The Wnt/β-catenin signaling pathway controls cell development, growth, diversity and survival. When this pathway is disrupted, it can cause different types of human cancers, such as esophageal squamous cell adenocarcinoma. The studies reviewed here show that the levels and locations of Wnt/β-catenin signaling parts, such as β-catenin, E-cadherin, adenomatous polyposis coli, cyclin D1 and EB1, are changed in esophageal squamous cell adenocarcinoma and may play a role in its formation and growth. Furthermore, these parts may be used as possible biomarkers or treatment options for esophageal squamous cell adenocarcinoma.
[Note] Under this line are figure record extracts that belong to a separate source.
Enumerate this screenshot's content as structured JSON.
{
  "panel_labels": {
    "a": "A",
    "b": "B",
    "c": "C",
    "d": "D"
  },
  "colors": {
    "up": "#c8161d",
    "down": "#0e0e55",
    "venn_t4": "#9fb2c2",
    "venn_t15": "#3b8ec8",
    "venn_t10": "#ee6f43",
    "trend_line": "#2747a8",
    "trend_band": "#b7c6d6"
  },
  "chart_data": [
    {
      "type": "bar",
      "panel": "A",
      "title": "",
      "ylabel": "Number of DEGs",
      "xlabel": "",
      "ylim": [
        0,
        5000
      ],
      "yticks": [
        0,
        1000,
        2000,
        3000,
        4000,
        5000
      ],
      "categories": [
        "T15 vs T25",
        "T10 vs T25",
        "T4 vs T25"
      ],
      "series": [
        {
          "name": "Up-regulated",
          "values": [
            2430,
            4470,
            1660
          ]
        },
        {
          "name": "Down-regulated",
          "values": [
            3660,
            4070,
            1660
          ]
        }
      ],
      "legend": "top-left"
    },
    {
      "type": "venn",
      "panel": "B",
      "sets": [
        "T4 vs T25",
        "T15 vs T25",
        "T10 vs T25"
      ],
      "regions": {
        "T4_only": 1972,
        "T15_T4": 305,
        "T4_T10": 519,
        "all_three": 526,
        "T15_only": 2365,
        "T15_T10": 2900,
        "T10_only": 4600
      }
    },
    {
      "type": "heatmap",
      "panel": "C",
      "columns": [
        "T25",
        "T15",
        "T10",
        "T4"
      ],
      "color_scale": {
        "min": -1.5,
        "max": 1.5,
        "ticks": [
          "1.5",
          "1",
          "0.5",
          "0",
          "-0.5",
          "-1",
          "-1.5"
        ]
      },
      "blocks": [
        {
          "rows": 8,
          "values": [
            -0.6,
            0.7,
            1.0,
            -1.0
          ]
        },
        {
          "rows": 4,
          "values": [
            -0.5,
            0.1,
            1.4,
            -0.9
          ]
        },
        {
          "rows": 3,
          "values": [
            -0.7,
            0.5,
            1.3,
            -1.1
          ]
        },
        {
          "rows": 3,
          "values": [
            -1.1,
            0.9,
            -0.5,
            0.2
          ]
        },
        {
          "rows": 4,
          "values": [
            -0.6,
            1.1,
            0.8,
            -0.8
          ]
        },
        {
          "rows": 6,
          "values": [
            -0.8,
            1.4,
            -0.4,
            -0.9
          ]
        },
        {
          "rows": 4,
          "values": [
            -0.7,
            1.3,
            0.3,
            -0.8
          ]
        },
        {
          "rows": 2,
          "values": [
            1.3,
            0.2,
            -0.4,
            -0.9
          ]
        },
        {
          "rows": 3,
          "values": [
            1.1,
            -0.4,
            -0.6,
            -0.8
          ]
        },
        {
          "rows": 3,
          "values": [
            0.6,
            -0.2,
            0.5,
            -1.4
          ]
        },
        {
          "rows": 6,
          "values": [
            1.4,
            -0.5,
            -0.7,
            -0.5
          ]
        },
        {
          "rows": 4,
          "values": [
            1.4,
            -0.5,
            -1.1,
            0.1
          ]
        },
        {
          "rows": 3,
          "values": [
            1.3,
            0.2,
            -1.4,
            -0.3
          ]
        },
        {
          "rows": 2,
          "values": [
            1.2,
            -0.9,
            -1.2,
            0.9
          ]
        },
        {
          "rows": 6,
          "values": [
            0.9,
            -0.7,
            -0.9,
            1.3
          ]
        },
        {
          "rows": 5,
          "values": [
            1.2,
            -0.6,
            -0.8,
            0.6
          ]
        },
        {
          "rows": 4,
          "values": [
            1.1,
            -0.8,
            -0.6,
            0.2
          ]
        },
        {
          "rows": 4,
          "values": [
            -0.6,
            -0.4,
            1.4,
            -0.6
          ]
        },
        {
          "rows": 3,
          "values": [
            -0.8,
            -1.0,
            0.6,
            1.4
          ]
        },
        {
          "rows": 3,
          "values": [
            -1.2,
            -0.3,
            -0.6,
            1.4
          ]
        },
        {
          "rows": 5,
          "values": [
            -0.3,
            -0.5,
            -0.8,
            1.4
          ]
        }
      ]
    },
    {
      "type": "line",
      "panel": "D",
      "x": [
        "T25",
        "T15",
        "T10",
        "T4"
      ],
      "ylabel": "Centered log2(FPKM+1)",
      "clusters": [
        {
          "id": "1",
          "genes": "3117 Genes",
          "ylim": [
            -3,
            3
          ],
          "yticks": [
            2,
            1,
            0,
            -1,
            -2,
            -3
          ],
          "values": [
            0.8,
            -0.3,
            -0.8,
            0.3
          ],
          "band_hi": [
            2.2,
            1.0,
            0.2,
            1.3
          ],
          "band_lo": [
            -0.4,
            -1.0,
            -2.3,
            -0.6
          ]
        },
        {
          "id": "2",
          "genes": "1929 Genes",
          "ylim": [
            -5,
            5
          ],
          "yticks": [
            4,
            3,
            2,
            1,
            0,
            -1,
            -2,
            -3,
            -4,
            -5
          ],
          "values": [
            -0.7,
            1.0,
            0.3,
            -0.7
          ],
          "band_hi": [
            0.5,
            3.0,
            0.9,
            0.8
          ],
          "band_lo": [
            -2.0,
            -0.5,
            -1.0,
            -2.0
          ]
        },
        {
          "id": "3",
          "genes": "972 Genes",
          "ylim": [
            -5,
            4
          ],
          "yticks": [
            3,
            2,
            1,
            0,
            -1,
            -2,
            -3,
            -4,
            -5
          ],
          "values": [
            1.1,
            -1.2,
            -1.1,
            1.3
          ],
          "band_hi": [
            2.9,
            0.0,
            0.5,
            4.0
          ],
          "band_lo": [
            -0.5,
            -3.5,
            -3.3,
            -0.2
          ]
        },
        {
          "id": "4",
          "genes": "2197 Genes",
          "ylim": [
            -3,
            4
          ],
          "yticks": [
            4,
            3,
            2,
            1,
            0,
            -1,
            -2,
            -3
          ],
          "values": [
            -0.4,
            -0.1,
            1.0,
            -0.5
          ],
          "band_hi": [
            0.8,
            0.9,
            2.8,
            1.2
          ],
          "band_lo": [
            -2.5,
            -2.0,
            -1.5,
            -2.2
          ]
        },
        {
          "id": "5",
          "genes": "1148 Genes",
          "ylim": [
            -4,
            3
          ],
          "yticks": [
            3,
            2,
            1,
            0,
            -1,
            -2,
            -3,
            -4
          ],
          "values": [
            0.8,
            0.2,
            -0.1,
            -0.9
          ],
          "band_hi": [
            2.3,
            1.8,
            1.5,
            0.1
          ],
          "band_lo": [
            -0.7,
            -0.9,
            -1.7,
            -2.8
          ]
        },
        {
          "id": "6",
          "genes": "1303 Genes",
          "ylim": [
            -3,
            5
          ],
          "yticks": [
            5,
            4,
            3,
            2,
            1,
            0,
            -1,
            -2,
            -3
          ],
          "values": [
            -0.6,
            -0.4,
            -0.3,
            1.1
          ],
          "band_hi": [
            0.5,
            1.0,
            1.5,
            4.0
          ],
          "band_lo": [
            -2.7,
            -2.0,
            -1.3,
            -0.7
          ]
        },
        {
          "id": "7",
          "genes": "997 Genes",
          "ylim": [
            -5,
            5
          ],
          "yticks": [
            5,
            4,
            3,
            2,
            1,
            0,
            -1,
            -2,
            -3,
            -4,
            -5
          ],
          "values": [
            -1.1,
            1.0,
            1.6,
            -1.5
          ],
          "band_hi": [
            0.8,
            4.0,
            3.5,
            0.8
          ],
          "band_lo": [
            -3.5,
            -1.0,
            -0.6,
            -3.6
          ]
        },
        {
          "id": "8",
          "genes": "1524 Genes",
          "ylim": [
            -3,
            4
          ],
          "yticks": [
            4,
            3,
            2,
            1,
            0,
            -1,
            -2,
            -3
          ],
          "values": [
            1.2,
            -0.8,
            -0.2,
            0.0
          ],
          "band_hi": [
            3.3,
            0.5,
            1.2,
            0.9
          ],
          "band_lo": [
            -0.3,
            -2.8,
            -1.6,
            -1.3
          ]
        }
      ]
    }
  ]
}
Nevertheless, the molecular mechanisms underlying the dysregulation of Wnt/β-catenin signaling in esophageal squamous cell adenocarcinoma remain unclear. Several factors may be involved, such as genetic mutations, epigenetic modifications, microRNAs, inflammatory cytokines and tumor microenvironment. Thus, more research is required to reveal how Wnt/β-catenin signaling interacts with other factors in esophageal squamous cell adenocarcinoma. By understanding how Wnt/β-catenin signaling is disrupted in esophageal squamous cell adenocarcinoma at the molecular level, new ways of diagnosing and treating this severe cancer may be discovered.